Grandmothers roll out support for Africa

Greater Victoria group set to embark on 275-kilometre ride

Twenty-nine Vancouver Island grandmothers - nine of whom are from Saanich - are gearing up for the Grandmothers for Africa cycling tour, a three-day, 275-kilometre ride from Campbell River to Victoria.

Twenty-nine Vancouver Island grandmothers - nine of whom are from Saanich - are gearing up for the Grandmothers for Africa cycling tour, a three-day, 275-kilometre ride from Campbell River to Victoria.

There’s something different about the Grandmothers for Africa cycling tour.

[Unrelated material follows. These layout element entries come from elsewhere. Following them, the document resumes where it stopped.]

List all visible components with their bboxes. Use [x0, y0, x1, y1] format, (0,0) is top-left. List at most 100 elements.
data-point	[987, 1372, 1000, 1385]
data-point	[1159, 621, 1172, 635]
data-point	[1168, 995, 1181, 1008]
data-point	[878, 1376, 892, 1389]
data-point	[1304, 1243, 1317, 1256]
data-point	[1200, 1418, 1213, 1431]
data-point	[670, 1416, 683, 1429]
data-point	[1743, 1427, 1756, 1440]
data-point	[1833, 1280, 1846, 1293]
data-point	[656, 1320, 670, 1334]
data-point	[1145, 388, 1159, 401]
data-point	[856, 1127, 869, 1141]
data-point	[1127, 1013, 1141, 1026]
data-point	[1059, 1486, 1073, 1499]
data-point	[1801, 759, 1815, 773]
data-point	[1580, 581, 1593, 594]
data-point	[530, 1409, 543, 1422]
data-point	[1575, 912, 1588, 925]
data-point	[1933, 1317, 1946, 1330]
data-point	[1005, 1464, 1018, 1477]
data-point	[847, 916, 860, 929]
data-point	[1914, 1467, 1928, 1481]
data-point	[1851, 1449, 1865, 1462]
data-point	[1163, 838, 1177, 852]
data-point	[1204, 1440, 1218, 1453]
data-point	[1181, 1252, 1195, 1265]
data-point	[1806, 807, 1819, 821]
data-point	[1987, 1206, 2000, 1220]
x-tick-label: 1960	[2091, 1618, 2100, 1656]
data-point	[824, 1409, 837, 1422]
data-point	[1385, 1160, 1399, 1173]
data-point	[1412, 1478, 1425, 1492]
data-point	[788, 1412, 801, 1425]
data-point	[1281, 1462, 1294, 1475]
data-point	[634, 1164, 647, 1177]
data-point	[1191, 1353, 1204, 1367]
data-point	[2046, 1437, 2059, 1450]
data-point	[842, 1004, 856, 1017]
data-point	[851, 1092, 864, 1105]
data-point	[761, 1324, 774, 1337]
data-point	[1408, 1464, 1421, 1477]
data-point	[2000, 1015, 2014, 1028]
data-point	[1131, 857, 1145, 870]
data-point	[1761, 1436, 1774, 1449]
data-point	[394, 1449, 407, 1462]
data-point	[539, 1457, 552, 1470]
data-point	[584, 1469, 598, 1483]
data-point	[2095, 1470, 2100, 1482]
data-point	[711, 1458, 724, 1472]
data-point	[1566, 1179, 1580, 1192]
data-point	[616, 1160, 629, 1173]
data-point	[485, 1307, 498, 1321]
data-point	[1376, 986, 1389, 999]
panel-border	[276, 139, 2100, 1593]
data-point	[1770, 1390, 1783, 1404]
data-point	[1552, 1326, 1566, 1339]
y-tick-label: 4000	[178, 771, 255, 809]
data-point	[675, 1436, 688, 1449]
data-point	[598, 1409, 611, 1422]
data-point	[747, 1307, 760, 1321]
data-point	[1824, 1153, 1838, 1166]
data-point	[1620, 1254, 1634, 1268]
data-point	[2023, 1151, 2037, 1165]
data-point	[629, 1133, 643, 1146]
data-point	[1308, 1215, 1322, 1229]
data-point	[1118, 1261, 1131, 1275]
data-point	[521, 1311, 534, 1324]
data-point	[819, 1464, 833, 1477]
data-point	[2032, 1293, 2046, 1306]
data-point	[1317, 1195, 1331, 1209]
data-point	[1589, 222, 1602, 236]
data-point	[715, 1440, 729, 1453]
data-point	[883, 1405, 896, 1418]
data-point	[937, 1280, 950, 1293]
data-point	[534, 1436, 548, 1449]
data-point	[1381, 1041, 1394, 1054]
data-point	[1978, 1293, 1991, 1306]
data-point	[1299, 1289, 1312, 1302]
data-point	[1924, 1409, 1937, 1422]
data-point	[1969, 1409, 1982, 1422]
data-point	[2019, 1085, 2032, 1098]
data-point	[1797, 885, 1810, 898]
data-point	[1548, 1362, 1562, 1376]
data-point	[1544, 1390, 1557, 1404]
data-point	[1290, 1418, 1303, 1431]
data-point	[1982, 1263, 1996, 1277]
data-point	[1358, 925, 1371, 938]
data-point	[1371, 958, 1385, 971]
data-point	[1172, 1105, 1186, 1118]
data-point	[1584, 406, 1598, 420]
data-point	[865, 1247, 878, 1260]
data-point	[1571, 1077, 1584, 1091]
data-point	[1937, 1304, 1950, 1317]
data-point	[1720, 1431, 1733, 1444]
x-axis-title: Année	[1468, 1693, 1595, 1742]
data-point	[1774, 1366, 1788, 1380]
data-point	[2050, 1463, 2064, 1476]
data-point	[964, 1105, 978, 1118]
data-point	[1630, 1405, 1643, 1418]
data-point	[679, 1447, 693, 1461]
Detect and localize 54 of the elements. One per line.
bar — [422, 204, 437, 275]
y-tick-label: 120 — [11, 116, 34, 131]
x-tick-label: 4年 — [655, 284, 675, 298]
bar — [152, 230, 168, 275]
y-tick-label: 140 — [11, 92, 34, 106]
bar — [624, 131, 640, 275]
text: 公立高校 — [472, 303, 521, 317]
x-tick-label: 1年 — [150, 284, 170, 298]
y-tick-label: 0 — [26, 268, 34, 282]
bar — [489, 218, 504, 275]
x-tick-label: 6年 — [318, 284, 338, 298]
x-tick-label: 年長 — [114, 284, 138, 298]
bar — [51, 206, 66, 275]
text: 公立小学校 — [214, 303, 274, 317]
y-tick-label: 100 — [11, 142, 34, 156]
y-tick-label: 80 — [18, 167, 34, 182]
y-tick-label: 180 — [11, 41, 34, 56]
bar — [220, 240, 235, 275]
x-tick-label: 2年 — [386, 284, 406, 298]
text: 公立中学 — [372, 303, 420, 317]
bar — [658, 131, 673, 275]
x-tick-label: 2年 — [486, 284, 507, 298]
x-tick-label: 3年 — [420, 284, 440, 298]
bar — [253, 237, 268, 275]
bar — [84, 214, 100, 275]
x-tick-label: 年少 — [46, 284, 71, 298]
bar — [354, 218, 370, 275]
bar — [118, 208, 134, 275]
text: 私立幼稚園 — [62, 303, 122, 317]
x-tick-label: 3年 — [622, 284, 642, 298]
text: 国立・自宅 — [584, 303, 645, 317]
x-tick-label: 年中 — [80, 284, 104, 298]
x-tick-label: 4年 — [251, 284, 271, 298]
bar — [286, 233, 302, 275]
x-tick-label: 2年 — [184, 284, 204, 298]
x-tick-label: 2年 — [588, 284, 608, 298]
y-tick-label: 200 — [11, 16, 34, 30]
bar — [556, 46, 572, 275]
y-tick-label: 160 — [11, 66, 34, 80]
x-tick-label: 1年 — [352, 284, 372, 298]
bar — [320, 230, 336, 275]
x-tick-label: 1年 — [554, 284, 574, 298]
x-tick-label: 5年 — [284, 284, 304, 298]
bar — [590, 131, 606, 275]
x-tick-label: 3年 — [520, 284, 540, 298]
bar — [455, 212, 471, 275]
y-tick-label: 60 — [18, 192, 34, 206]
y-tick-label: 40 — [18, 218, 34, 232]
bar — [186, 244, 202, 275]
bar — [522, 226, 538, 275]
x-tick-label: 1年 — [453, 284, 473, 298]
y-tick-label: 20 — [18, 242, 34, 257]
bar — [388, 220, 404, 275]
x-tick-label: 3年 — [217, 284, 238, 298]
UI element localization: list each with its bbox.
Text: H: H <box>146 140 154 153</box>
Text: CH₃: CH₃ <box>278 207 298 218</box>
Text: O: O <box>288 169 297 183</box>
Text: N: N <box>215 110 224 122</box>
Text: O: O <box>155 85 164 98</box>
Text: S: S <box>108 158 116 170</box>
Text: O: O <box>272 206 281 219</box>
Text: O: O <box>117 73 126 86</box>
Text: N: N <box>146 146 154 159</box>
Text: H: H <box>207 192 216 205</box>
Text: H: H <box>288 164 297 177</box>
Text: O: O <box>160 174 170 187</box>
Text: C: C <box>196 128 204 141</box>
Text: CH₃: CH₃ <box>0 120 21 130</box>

It has an age limit, but it’s not what you think.

“I don’t think any other ride has an age limit of over 55,” said rider Carol Judd with a laugh. “This is a truly unique ride because of the involvement of the grandmothers on the Island, and because of the kind of ride it is.”

Twenty-nine local grandmothers – nine of whom are from Saanich – are about to embark on a 275-kilometre cycling trip from Campbell River to Victoria in an effort to raise money for grandmothers in sub-Saharan Africa. The three-day ride kicks off this Friday and winds down at the B.C. Legislature on Sunday afternoon.

The 10th annual ride benefits the Stephen Lewis Foundation, which provides African grandmothers in need with food, clothing, grief counselling, medicine, medical knowledge and school fees for children.

“It’s just so wonderful to see all the cyclists that are so keen to raise money for the foundation in this way,” said Judd.

The ride started in 2007 with the Victoria chapter of Grandmothers to Grandmothers, a campaign founded to help turn the tide of the AIDS pandemic in Africa. Over the last 10 years, the ride has expanded across the country, with groups raising a total of $28 million.

“We’ve raised about a million dollars, and we’re one of the more active groups across the country,” said Judd. “Our cycle tours are a big draw. We raise most of our money off of that.”

Judd said the cycling route hasn’t changed much over the last 10 years, other than to detour off busy highways. It’s a challenging ride, but she said everyone is up to the task.

“It’s 109 kilometres the first day, about 90 the second day, and 75 on the third day,” she said. “It’s very demanding, but it’s also very rewarding.”

In addition to the 29 riders on the three-day trip, the Victoria chapter has also added a one-day, 50-kilometre ride around the peninsula that also ends at the B.C. Legislature this Sunday.

“Last year, we started a new ride because some of the women were getting older and didn’t want to do that huge, long ride, and there were also some women who stepped up but hadn’t done any serious riding,” said Judd. “We’re finding with this ride, it’s also very challenging for those doing that distance for the first time. I’ve done a lot of distance cycling, and there’s no ride like this one. It’s because this one is so meaningful.”

The public is invited to welcome riders at the B.C. Legislature on Sunday afternoon. Riders are expected to arrive between 2:15 and 3:30 p.m.